Les Mouches (1943)
    Drame en trois actes. Création à Paris, théâtre de la Cité [Sarah-Bernhardt], le 3 juin 1943. Mise en scène Charles Dullin, décors et costumes Henri-Georges Adam, musique Jacques Besse. Avec Charles Dullin (Jupiter), Jean Lannier (Oreste), H. Norbert (Égisthe), Olga Dominique (Électre), Delia-Col (Clytemnestre), Paul Oettly (le grand prêtre) et Lucien Arnaud, Marcel d'Orval, Bender.
   
 
   
    Au cours d'un spectacle présenté au stade Roland-Garros les 5 et 6 juillet 1941 par Jean-Louis Barrault, intitulé Théâtre-Musique-Sport et qui comprenait Les Suppliantes d'Eschyle, Sartre, encouragé par des proches et surtout par Olga Kosakiewicz, conçut un projet de pièce. En octobre 1941, "il s'attela opiniâtrement à la pièce qu'il avait commencée : elle représentait l'unique forme de résistance qui lui fût accessible" (Les Écrits de Sartre). Des vacances en Grèce avec Simone de Beauvoir pendant l'été 1937, avec le souvenir du village d'Embrosio, inspireront le décor des Mouches. "J'ai voulu traiter de la tragédie de la liberté en opposition avec la tragédie de la fatalité." (Comodia, 24 avril 1943.)
   
Dans de nombreuses déclarations et interviews des années 1950, Jean-Paul Sartre a rendu hommage à Dullin pour avoir fait confiance à un auteur inconnu et avoir eu le courage de monter une pièce politique dont le but était d' "extirper quelque peu cette maladie du repentir, cet abandon à la honte qu'on sollicitait de nous" (La Croix, 20 janvier 1951). Il se sentait redevable du tact avec lequel Dullin, en s'adressant aux acteurs plutôt qu'à lui directement, lui avait fait comprendre qu'une pièce devait être le contraire d'une "orgie d'éloquence".
Dans le grand vaisseau de la salle du théâtre Sarah-Bernhardt, la pièce essuya un relatif échec, malgré des critiques qui, comme Maurice Rostand, reconnaissaient "un ouvrage exceptionnel, par l'ampleur du développement, la puissance cosmique, la résonance métaphysique. Les Mouches de Jean-Paul Sartre nous bourdonnent une fois de plus les malheurs des Atrides [.]. L'œuvre est presque trop riche de significations et de symboles [.]. Je sais tout ce que l'on pourra dire et les plaisanteries dont il est trop facile d'abreuver la grandeur. La mise en scène a l'allure, la puissance, le climat irrespirables de l'œuvre.
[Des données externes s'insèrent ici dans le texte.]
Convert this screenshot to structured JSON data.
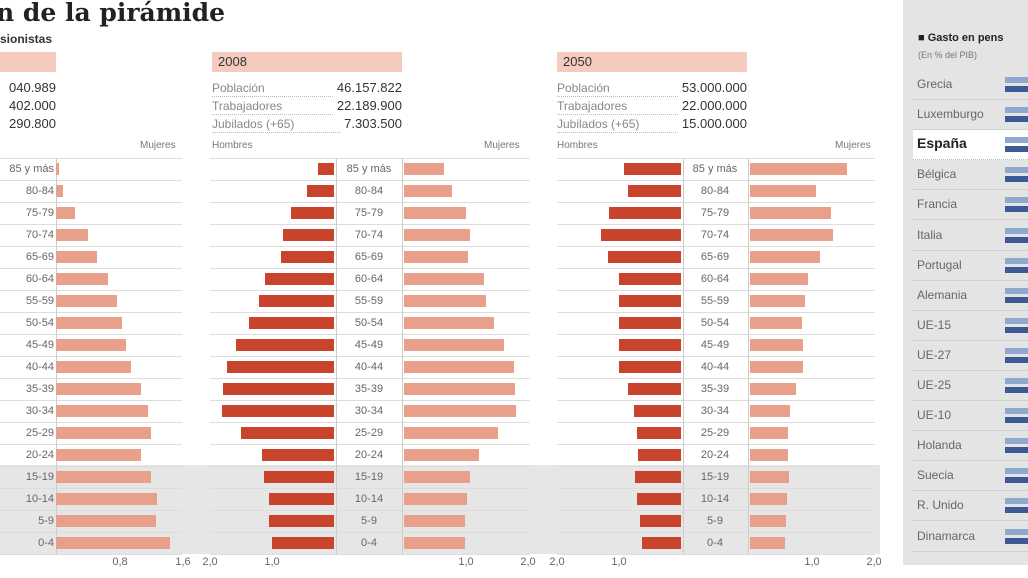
{
  "title": "n de la pirámide",
  "subtitle": "sionistas",
  "left_stats": [
    "040.989",
    "402.000",
    "290.800"
  ],
  "panels": [
    {
      "year": "2008",
      "stats": [
        {
          "label": "Población",
          "value": "46.157.822"
        },
        {
          "label": "Trabajadores",
          "value": "22.189.900"
        },
        {
          "label": "Jubilados (+65)",
          "value": "7.303.500"
        }
      ],
      "men_label": "Hombres",
      "women_label": "Mujeres"
    },
    {
      "year": "2050",
      "stats": [
        {
          "label": "Población",
          "value": "53.000.000"
        },
        {
          "label": "Trabajadores",
          "value": "22.000.000"
        },
        {
          "label": "Jubilados (+65)",
          "value": "15.000.000"
        }
      ],
      "men_label": "Hombres",
      "women_label": "Mujeres"
    }
  ],
  "left_women_label": "Mujeres",
  "right_panel": {
    "title": "Gasto en pens",
    "unit": "(En % del PIB)",
    "legend_color": "#222",
    "countries": [
      "Grecia",
      "Luxemburgo",
      "España",
      "Bélgica",
      "Francia",
      "Italia",
      "Portugal",
      "Alemania",
      "UE-15",
      "UE-27",
      "UE-25",
      "UE-10",
      "Holanda",
      "Suecia",
      "R. Unido",
      "Dinamarca"
    ],
    "highlight": "España",
    "colors": [
      "#8fa8cf",
      "#3c5a96"
    ]
  },
  "chart_data": [
    {
      "type": "bar",
      "orientation": "horizontal",
      "categories": [
        "85 y más",
        "80-84",
        "75-79",
        "70-74",
        "65-69",
        "60-64",
        "55-59",
        "50-54",
        "45-49",
        "40-44",
        "35-39",
        "30-34",
        "25-29",
        "20-24",
        "15-19",
        "10-14",
        "5-9",
        "0-4"
      ],
      "series": [
        {
          "name": "Mujeres",
          "values": [
            0.04,
            0.09,
            0.24,
            0.4,
            0.51,
            0.65,
            0.76,
            0.83,
            0.88,
            0.94,
            1.06,
            1.15,
            1.19,
            1.06,
            1.19,
            1.26,
            1.25,
            1.43
          ]
        }
      ],
      "xticks": [
        "0,8",
        "1,6"
      ],
      "xlim": [
        0,
        1.6
      ],
      "color": "#e9a08b"
    },
    {
      "type": "bar",
      "orientation": "horizontal-pyramid",
      "title": "2008",
      "categories": [
        "85 y más",
        "80-84",
        "75-79",
        "70-74",
        "65-69",
        "60-64",
        "55-59",
        "50-54",
        "45-49",
        "40-44",
        "35-39",
        "30-34",
        "25-29",
        "20-24",
        "15-19",
        "10-14",
        "5-9",
        "0-4"
      ],
      "series": [
        {
          "name": "Hombres",
          "values": [
            0.26,
            0.44,
            0.69,
            0.82,
            0.85,
            1.11,
            1.21,
            1.37,
            1.58,
            1.73,
            1.79,
            1.81,
            1.5,
            1.16,
            1.13,
            1.05,
            1.05,
            1.0
          ],
          "color": "#c8442c"
        },
        {
          "name": "Mujeres",
          "values": [
            0.65,
            0.77,
            1.0,
            1.06,
            1.03,
            1.29,
            1.32,
            1.45,
            1.61,
            1.77,
            1.79,
            1.81,
            1.52,
            1.21,
            1.06,
            1.02,
            0.98,
            0.98
          ],
          "color": "#e9a08b"
        }
      ],
      "xticks_left": [
        "2,0",
        "1,0"
      ],
      "xticks_right": [
        "1,0",
        "2,0"
      ],
      "xlim": [
        0,
        2
      ]
    },
    {
      "type": "bar",
      "orientation": "horizontal-pyramid",
      "title": "2050",
      "categories": [
        "85 y más",
        "80-84",
        "75-79",
        "70-74",
        "65-69",
        "60-64",
        "55-59",
        "50-54",
        "45-49",
        "40-44",
        "35-39",
        "30-34",
        "25-29",
        "20-24",
        "15-19",
        "10-14",
        "5-9",
        "0-4"
      ],
      "series": [
        {
          "name": "Hombres",
          "values": [
            0.92,
            0.85,
            1.16,
            1.29,
            1.18,
            1.0,
            1.0,
            1.0,
            1.0,
            1.0,
            0.85,
            0.76,
            0.71,
            0.69,
            0.74,
            0.71,
            0.66,
            0.63
          ],
          "color": "#c8442c"
        },
        {
          "name": "Mujeres",
          "values": [
            1.56,
            1.06,
            1.31,
            1.34,
            1.13,
            0.94,
            0.89,
            0.84,
            0.85,
            0.85,
            0.74,
            0.65,
            0.61,
            0.61,
            0.63,
            0.6,
            0.58,
            0.56
          ],
          "color": "#e9a08b"
        }
      ],
      "xticks_left": [
        "2,0",
        "1,0"
      ],
      "xticks_right": [
        "1,0",
        "2,0"
      ],
      "xlim": [
        0,
        2
      ]
    }
  ]
}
C'est une Grèce vue à travers l'angoisse moderne" (Paris-Midi, 7 juin 1943). Le sens politique de la pièce échappa aux critiques de la Collaboration et le reste de la presse se montra franchement hostile : "L'Électre de Giraudoux repensée par un dadaïste ou un surréaliste attardé" (André Castelot, La Gerbe, 17 juin 1943) ; "Érinnyes, matérialisées en mouches", expliqua Charles Méré dans Aujourd'hui (12 juin 1943), qui conseillait quand même : "Allez voir cette étonnante pièce, elle vaut le voyage." Vingt-cinq représentations eurent lieu, avant une reprise à l'automne 1943.
  
    Sartre aura l'occasion de manifester sa gratitude à Dullin lorsque le Conseil de Paris voudra lui retirer son théâtre : "Je connais Dullin depuis vingt ans. Je n'ai jamais cessé d'admirer son talent, son intelligence, sa probité, son courage. C'est par lui que je suis venu au théâtre. C'est lui qui m'a conseillé à mes débuts, lui qui a monté ma première pièce, Les Mouches, ouvrage imparfait et très violemment attaqué, qui fut un insuccès financier malgré une magnifique mise en scène. Dullin a soutenu la pièce près d'un an contre la critique, contre le conseil municipal, contre les Allemands, il n'a rien retiré de son effort que des dettes et de la boue." (Combat, 24 mai 1947.) Il marquera encore toute sa reconnaissance à Dullin dans une longue déclaration au moment de sa disparition.